# Aristo 100 ton hoppers video clip



## NTCGRR (Jan 2, 2008)

I still don't like the quality of these down loads. not sure what I'm doing wrong. 
http://www.youtube.com/watch?v=oapWSHvHLmw finally got it to load up. 

Changed the url to a better clip.


----------



## Dave F (Jan 2, 2008)

Great vid Marty. I like it.


----------



## pdk (Jan 2, 2008)

Wow. Your approach to the hobby is as far from mine as it gets, but I have to say, I admire and respect your train work. 
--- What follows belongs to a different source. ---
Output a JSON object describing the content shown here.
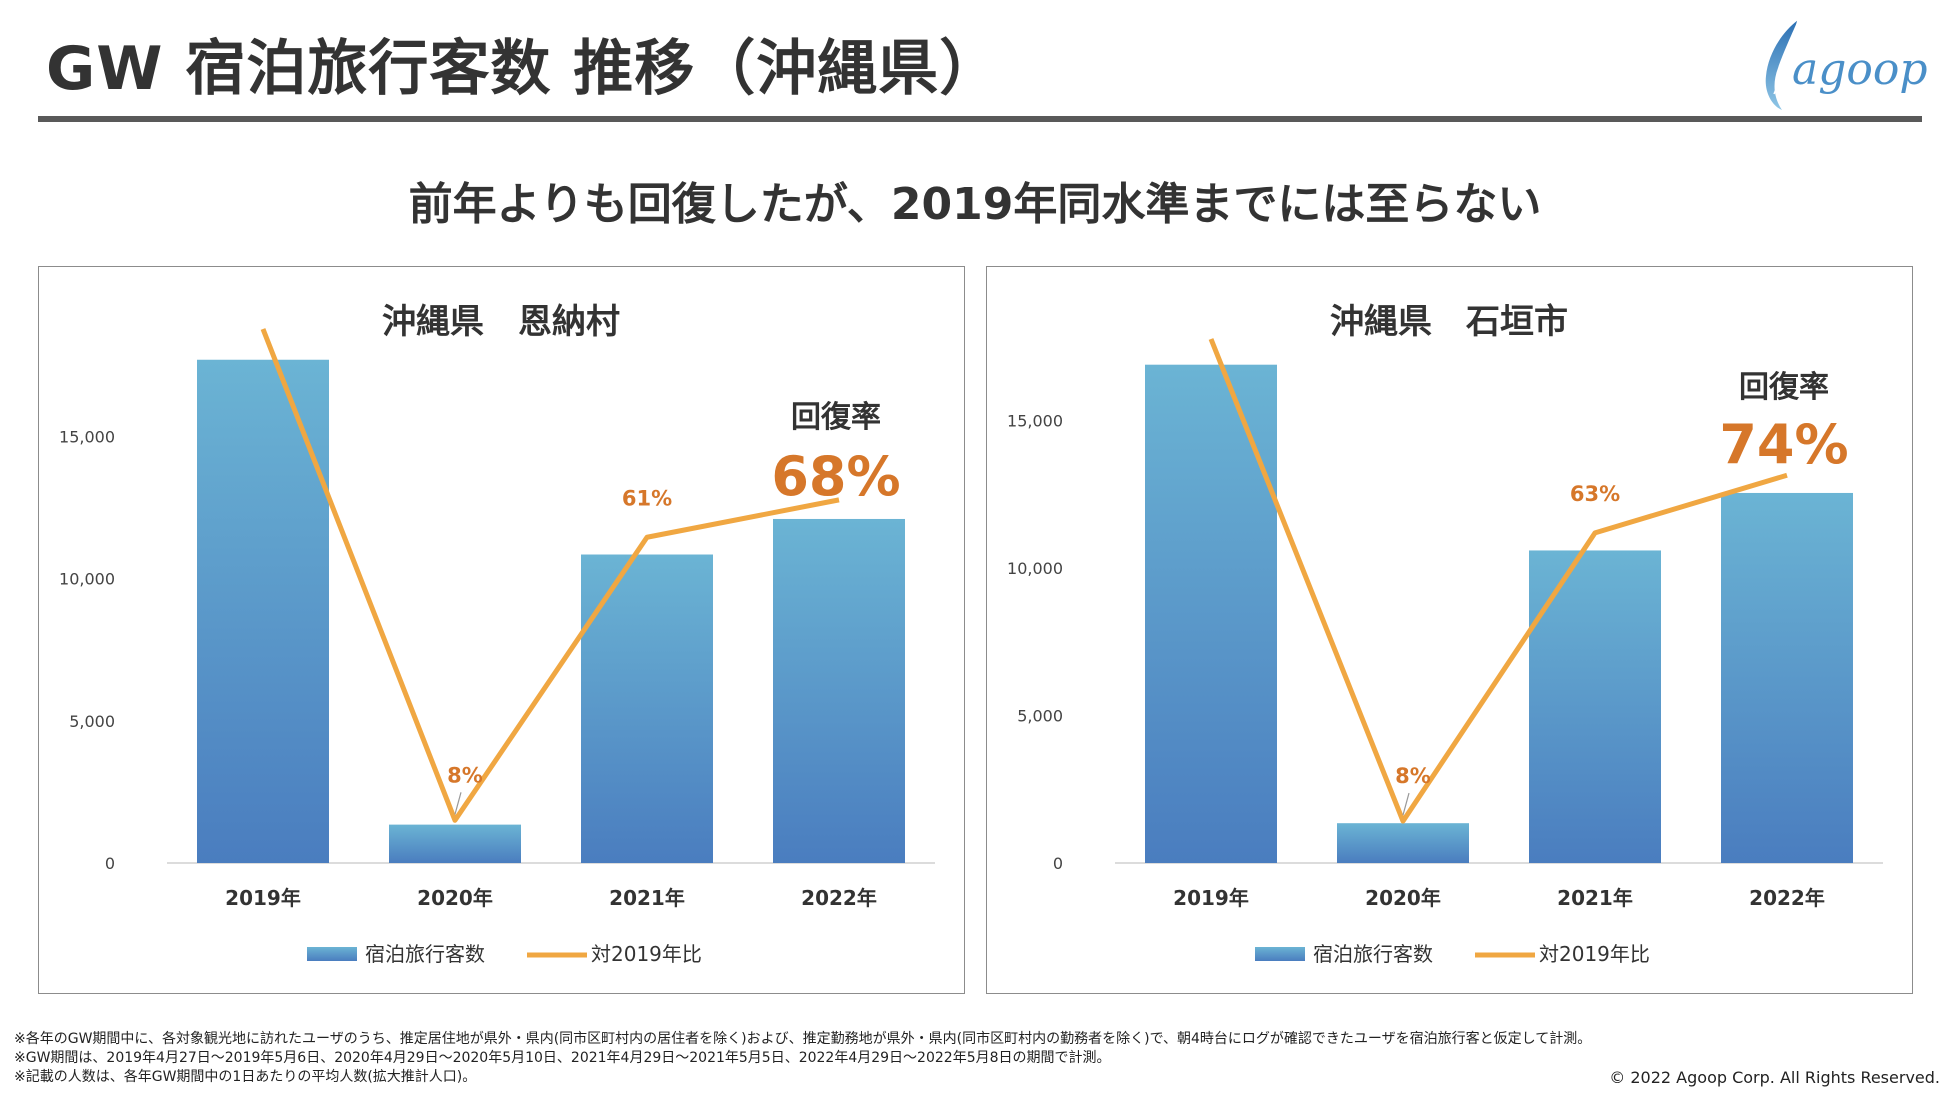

As for the video...excellent. One camera position. No fancy edits. Yet very effective. Love it.


----------



## leonpete (Jan 4, 2008)

Nice video Marty. The elevator and back ground scenery makes you think "is it real or just 1:29th"


----------



## Madman (Jan 5, 2008)

Wow! How large is your railroad? With that many cars, I lost count, the front and rear of the train should be touching.


----------



## cabforward (Feb 18, 2008)

Marty 
Great video 
Were all three locos powered or just two 
Also were was your battery and RC car did you make one out of a hopper 
Matt


----------



## Jim Agnew (Jan 2, 2008)

Marty, about as close to "real" as you can get. Good job.


----------



## NTCGRR (Jan 2, 2008)

The 10 amp TE is in the first hopper, both lead are powered. last unit depowered, (rolls free) 
Dan, my RR is not big enough, this is the eastern 1/4 of the RR approx


----------



## cabforward (Feb 18, 2008)

Marty 
What kind of batterys do you use to power the to -9 
And what kind of run time do you get 
MAtt


----------



## NTCGRR (Jan 2, 2008)

18 volt Milw tool batterys. 
They last during my run time. Thus I never keep track of it.


----------



## cabforward (Feb 18, 2008)

Thanks marty


----------



## Henson (Jan 2, 2008)

Great video Marty, Grandson said 53 cars I didn't count.


----------



## silverstatespecialties (Jan 2, 2008)

TOO COOL! Fantastic, Marty, just fantastic!! Keep up the great work!


----------